Durante la apertura de la jornada, el Delegado del Gobierno, Miguel Ángel Pérez Triano, ha enmarcado el encuentro como un ejercicio necesario "para recordar de dónde venimos y blindar hacia dónde vamos". En su intervención, ha puesto en valor la trayectoria de España como "referente internacional en la conquista de derechos civiles y en la protección de la diversidad", recordando hitos fundamentales como el matrimonio igualitario, los avances en derechos trans o la penalización de las terapias de conversión. "Detrás de cada hito hay historias reales y vidas que han cambiado a mejor", ha señalado.
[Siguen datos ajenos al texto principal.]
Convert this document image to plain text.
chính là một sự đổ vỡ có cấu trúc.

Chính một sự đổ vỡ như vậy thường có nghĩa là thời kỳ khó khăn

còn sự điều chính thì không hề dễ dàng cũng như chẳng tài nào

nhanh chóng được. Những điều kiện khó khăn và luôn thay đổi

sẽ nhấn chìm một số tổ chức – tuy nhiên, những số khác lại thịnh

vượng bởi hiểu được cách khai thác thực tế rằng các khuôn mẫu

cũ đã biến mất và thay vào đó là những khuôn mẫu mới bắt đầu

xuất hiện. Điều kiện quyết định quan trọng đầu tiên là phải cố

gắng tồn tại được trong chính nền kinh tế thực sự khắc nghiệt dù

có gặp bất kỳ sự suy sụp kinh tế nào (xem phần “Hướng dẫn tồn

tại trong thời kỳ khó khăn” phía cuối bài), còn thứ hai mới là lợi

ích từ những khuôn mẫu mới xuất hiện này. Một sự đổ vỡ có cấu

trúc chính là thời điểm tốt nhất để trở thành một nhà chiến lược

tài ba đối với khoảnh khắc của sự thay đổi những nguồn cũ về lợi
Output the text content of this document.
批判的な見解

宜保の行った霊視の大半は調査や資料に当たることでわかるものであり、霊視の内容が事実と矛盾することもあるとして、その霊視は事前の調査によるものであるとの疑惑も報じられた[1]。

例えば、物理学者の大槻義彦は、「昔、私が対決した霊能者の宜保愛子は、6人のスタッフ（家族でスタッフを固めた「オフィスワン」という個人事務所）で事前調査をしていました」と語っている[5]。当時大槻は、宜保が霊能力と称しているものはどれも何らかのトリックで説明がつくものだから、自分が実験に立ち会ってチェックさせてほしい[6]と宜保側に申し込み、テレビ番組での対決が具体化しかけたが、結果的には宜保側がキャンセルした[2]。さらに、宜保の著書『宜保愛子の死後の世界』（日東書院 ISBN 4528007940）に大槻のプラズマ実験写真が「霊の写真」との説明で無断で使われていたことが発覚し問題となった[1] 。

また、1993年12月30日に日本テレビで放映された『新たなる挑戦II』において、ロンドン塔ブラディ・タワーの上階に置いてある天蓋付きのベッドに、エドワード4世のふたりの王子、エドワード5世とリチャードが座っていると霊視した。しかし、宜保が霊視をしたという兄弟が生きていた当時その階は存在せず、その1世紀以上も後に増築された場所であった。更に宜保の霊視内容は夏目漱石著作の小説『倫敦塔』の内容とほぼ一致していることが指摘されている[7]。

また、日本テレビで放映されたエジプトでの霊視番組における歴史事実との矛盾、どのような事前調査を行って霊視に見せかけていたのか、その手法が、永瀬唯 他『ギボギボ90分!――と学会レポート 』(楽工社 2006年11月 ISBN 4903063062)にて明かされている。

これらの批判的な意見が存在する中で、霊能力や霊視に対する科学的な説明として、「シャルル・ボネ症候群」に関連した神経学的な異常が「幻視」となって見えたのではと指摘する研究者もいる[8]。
Memoria, dignidad y Derechos Humanos
La intervención del Delegado también ha destacado la trascendencia de esta fecha más allá de su vertiente festiva, definiéndola como "una jornada de memoria, reivindicación y dignidad" en la que se reconoce la labor de las personas y colectivos que trabajaron contra la discriminación. Asimismo, ha hecho un llamamiento a la responsabilidad de todos para cuidar y proteger los logros alcanzados.
Un espacio para el diálogo
El coloquio titulado "Avances legislativos, derechos LGTBI+ y garantías sociales" ha constituido el núcleo central de la jornada, propiciando un espacio de participación activa y diálogo directo entre los asistentes. El encuentro ha
concluido con una fotografía grupal simbólica con la bandera del orgullo que está desplegada desde la semana pasada en la fachada de la Delegación del Gobierno.